Or do you want to know why the prediction was made and possibly pay for the interpretability with a drop in predictive performance? In some cases, you do not care why a decision was made, it is enough to know that the predictive performance on a test dataset was good. But in other cases, knowing the ‘why’ can help you learn more about the problem, the data and the reason why a model might fail.

Interpretability methods are classified in:

  • Intrinsic: limit the complexity of the model (decision trees for example)
  • Post hoc: apply methods to analyse the model after training (permutation feature importance for example). These can also be appled to intrinsicallt interpretable methods.
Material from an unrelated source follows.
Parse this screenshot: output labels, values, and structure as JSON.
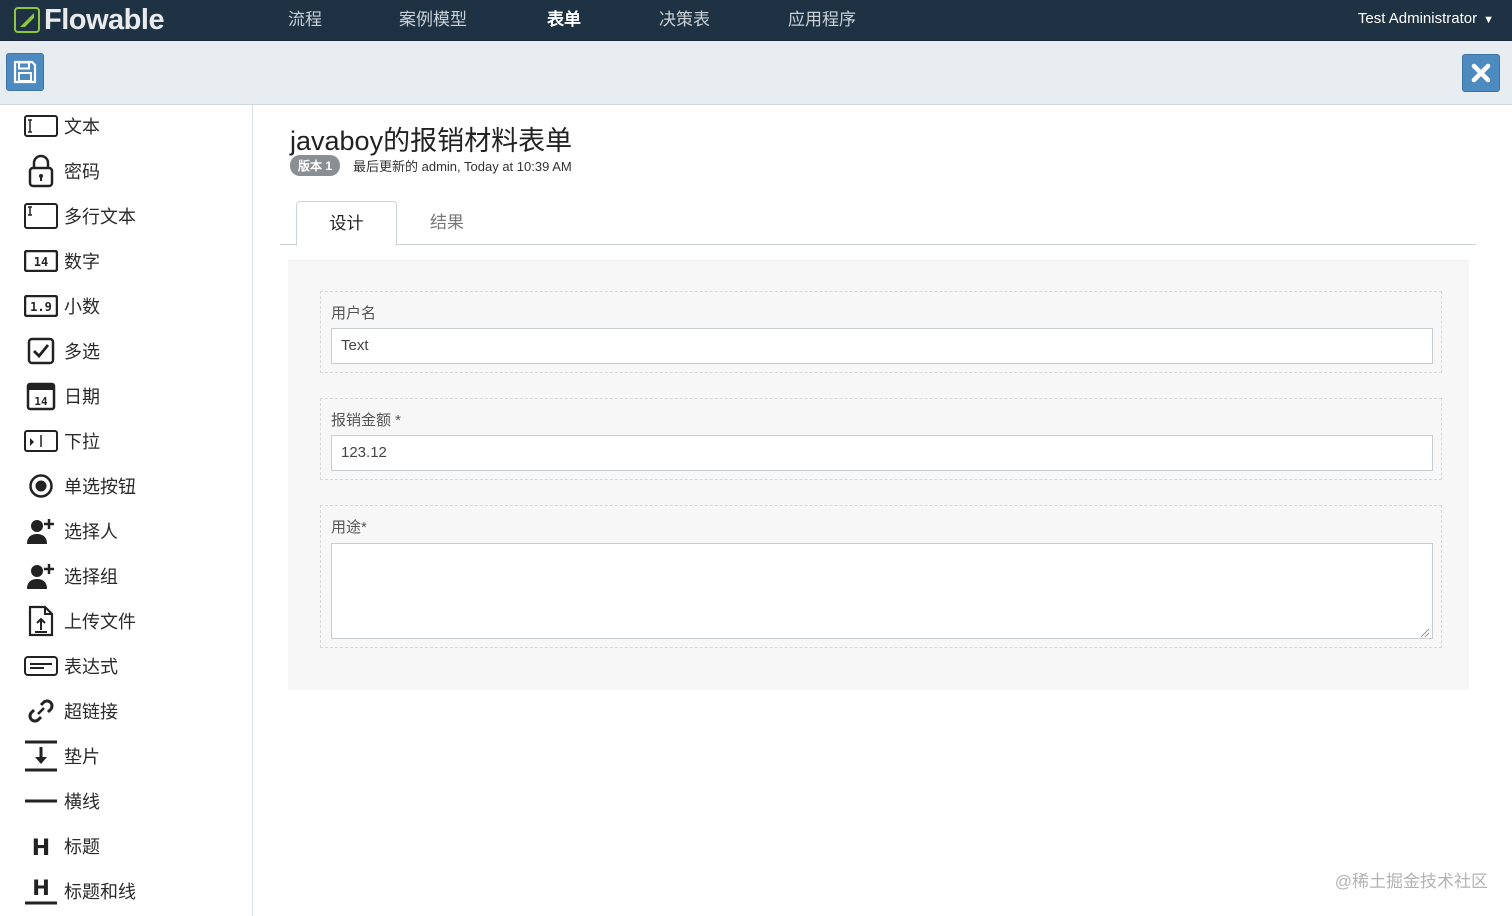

The interpretation methods can be differentiated according to their results:

  • Feature summary statistic: Many interpretation methods provide summary statistics for each feature. Some methods return a single number per feature, such as feature importance, or a more complex result, such as the pairwise feature interaction strengths, which consist of a number for each feature pair.
  • Feature summary visualization: ost of the feature summary statistics can also be visualized. Some feature summaries are actually only meaningful if they are visualized and a table would be a wrong choice.
  • Model internals: The interpretation of intrinsically interpretable models falls into this category. Examples are the weights in linear models or the learned tree structure (the features and thresholds used for the splits) of decision trees.
  • Data point: This category includes all methods that return data points (already existent or newly created) to make a model interpretable.One method is called counterfactual explanations. To explain the prediction of a data instance, the method finds a similar data point by changing some of the features for which the predicted outcome changes in a relevant way (e.g. a flip in the predicted class).

Linear regression, logistic regression, and decision trees are commonly used interpretable models.